Richard Roques has passed this entirely hypothetical challenge with flying colours: Short Memory is an adroit exploration of love, loss and the redemptive power of music, via three generations of the same family, over the course of several years.
The play begins with an on-stage choir concluding the first part of Handel’s masterpiece recounting the birth, death and resurrection of Jesus Christ — a favourite with community choirs all over the world — whereupon husband-and-wife singers Adam and Nancy (Peter Saracen and Janet Behan) meet their grandson Simon (James Fletcher) in the audience.
Simon, however, is less struck by the Messiah than he is by a young man seated next to his grandfather, Jack (Dan Wolff), who he determines to meet, as well as by the conspicuous absence of his father Gerald, a hedge fund manager.
The “interval” finishes only to begin again, a year later, with Simon now a member of the choir, an employee at his father’s firm and in a relationship with the handsome stranger, whom he introduces to Gerald at work one day.
Gerald (Jonathan Hansler), exuding all the imperiousness and asperity becoming of a fund manager, shrewdly probes Jack before inducting them both (and the audience) in the dark art of short selling — essentially a way for financial institutions to make money out of a decline in asset prices, the absurdities of which were recently exposed by the GameStop debacle.

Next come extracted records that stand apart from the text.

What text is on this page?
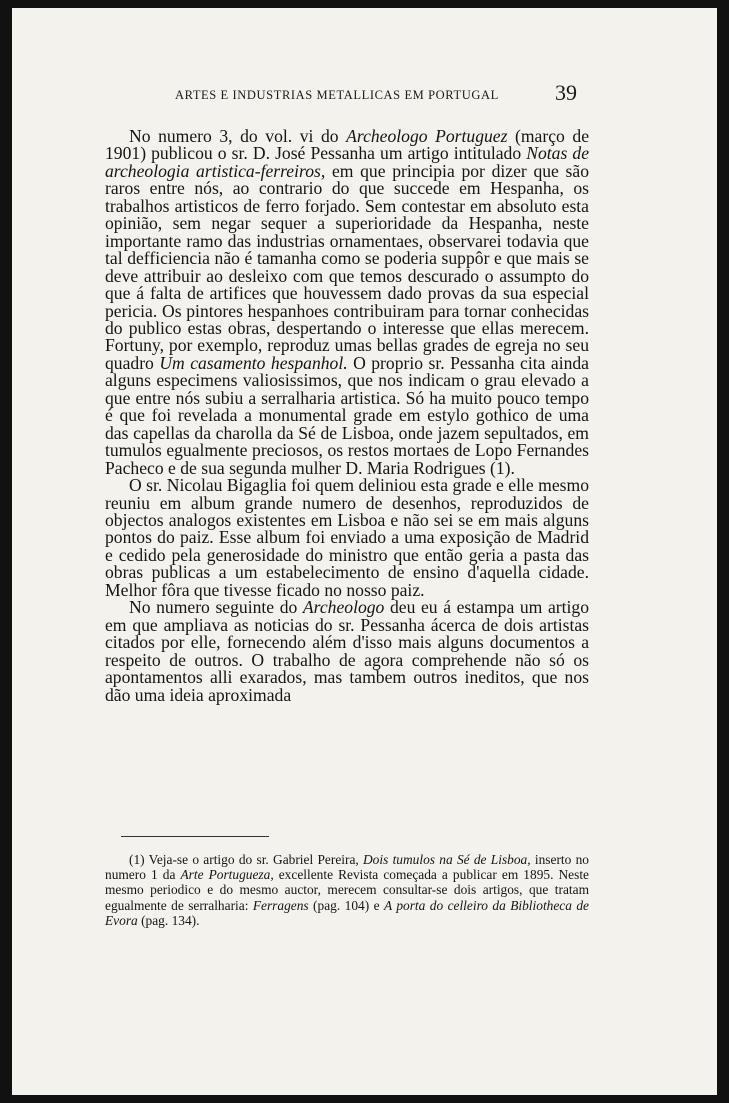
ARTES E INDUSTRIAS METALLICAS EM PORTUGAL	39

No numero 3, do vol. vi do Archeologo Portuguez (março de 1901) publicou o sr. D. José Pessanha um artigo intitulado Notas de archeologia artistica-ferreiros, em que principia por dizer que são raros entre nós, ao contrario do que succede em Hespanha, os trabalhos artisticos de ferro forjado. Sem contestar em absoluto esta opinião, sem negar sequer a superioridade da Hespanha, neste importante ramo das industrias ornamentaes, observarei todavia que tal defficiencia não é tamanha como se poderia suppôr e que mais se deve attribuir ao desleixo com que temos descurado o assumpto do que á falta de artifices que houvessem dado provas da sua especial pericia. Os pintores hespanhoes contribuiram para tornar conhecidas do publico estas obras, despertando o interesse que ellas merecem. Fortuny, por exemplo, reproduz umas bellas grades de egreja no seu quadro Um casamento hespanhol. O proprio sr. Pessanha cita ainda alguns especimens valiosissimos, que nos indicam o grau elevado a que entre nós subiu a serralharia artistica. Só ha muito pouco tempo é que foi revelada a monumental grade em estylo gothico de uma das capellas da charolla da Sé de Lisboa, onde jazem sepultados, em tumulos egualmente preciosos, os restos mortaes de Lopo Fernandes Pacheco e de sua segunda mulher D. Maria Rodrigues (1).

O sr. Nicolau Bigaglia foi quem deliniou esta grade e elle mesmo reuniu em album grande numero de desenhos, reproduzidos de objectos analogos existentes em Lisboa e não sei se em mais alguns pontos do paiz. Esse album foi enviado a uma exposição de Madrid e cedido pela generosidade do ministro que então geria a pasta das obras publicas a um estabelecimento de ensino d'aquella cidade. Melhor fôra que tivesse ficado no nosso paiz.

No numero seguinte do Archeologo deu eu á estampa um artigo em que ampliava as noticias do sr. Pessanha ácerca de dois artistas citados por elle, fornecendo além d'isso mais alguns documentos a respeito de outros. O trabalho de agora comprehende não só os apontamentos alli exarados, mas tambem outros ineditos, que nos dão uma ideia aproximada

(1) Veja-se o artigo do sr. Gabriel Pereira, Dois tumulos na Sé de Lisboa, inserto no numero 1 da Arte Portugueza, excellente Revista começada a publicar em 1895. Neste mesmo periodico e do mesmo auctor, merecem consultar-se dois artigos, que tratam egualmente de serralharia: Ferragens (pag. 104) e A porta do celleiro da Bibliotheca de Evora (pag. 134).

This provides the basis for the play’s tension: Adam’s Alzheimer’s, cleverly teased at the beginning and advancing every year, becomes increasingly difficult for Nancy to cope with, culminating in a heart-wrenching confrontation with Simon and Jack.
But a new drug in development appears to give her hope — the same drug that mercenary Gerald is banking on to fail and make him a lot of money.
Clever time shifts and narrative Easter eggs give laudable momentum to a play which culminates in a satisfying twist, and there are plenty of jokes — especially for those who sing in community choirs — to offset the necessary exposition of the frankly baffling financial machinations that, as Roques points out, are deliberately opaque.
Our confusion goes hand-in-hand with Adam’s, whose deterioration, though inexorable, is occasionally forestalled by moments of lucidity, including his standing to sing the famous Hallelujah chorus with his beloved choir.
A cure for Alzheimer’s may be a long way off, Roques seems to say in this fine play, but Handel will always be with us.
Runs until April 23. Tickets: goldengoosetheatre.co.uk.